New Year’s Resolutions and our Health Care

I think in this new year, I want to talk this week about America’s self-image and promises we should all make to ourselves about how we can all – as a society – improve. Things we can all do to work on systemic issues that are interrelated and cause great harm. What am I talking about?


The issues of physical and mental health that we as Americans face are multifactorial, tied in with income levels, community support, gender, race, opportunity, predisposition (social and genetic) and the invisible barriers that are created for all these things.


The issue of how these things are related is complicated, but it’s not hard to see why they are linked: pressure influences our choices, pure and simple. Break down the pressures people feel  like food insecurity, money insecurity, body insecurity, stereotypes and complications of/with being a minority (race, gender, identity), expectations/restrictions from family and/or culture, and we have a large, complex picture that is hard to explore. These factors are huge, however, and carry weight.


Unfortunately, we have dug ourselves into a hole – food is so cheap that if you have the pressure of money, it makes it hard to turn down. And, unfortunately, cheap food is cheap. Encouraging this cheap for cheap exchange are food subsidies for families like SNAP and WIC that don’t cover 100% of food costs – economic concerns are still in the periphery for poor families. On top of that, we have issues of access to information regarding proper nutrition (internet availability, internet competence of the user, proper knowledge of what to look for, etc.), the information regarding nutrition itself (conflicting at best), cultural standards of seeking information, knowledge deficiency… And that is just IF you WANT to know. What about if you are totally ok with the standard of food? If your status quo is completely acceptable to you?

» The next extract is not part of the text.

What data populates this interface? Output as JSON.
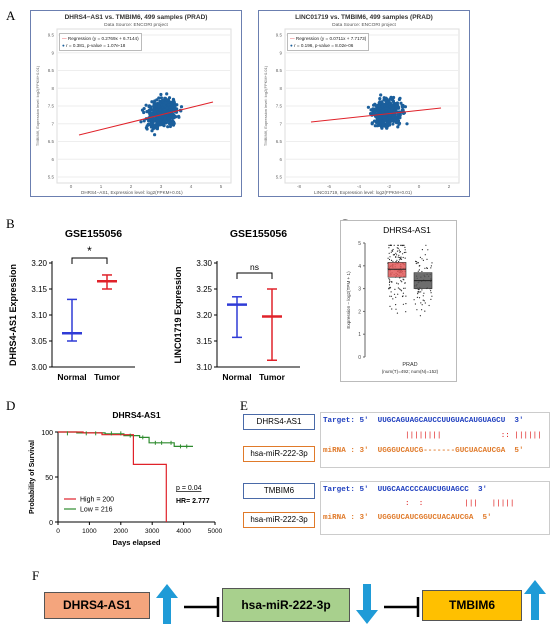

The point that I’m making is that there are so many damned concerns relating to elevating our nutritional understanding and output (and intake) in the U.S. that simple things on the ground floor like marketing juice cleanses, imposing sugar taxes or regulating the size of sodas can not be effective without a massive overhaul of the way things are done within our government. The issue with measures like this are that they fall in line with the idea of consumer responsibility. On a certain level, this is fair. We are technically the ones driving up to the Wendy’s window and handing over our own money… but what isn’t fair is that this is our status quo. The perception of the public is that we are making a choice between satisfying our very real food addiction/sacrificing health/choosing affordable food/picking “taste” and getting healthful food.

We don’t have a regulatory agency that is a consumer protection agency in the same way some countries do – I think that’s a huge first step towards taking care of our people; to take care of ourselves. For our (somewhat late) New Years Resolutions, I think we should all be shifting our gaze towards an empowering image of ourselves, and towards taking care of our affairs. Why not help the health of our nation and of ourselves? More on this later.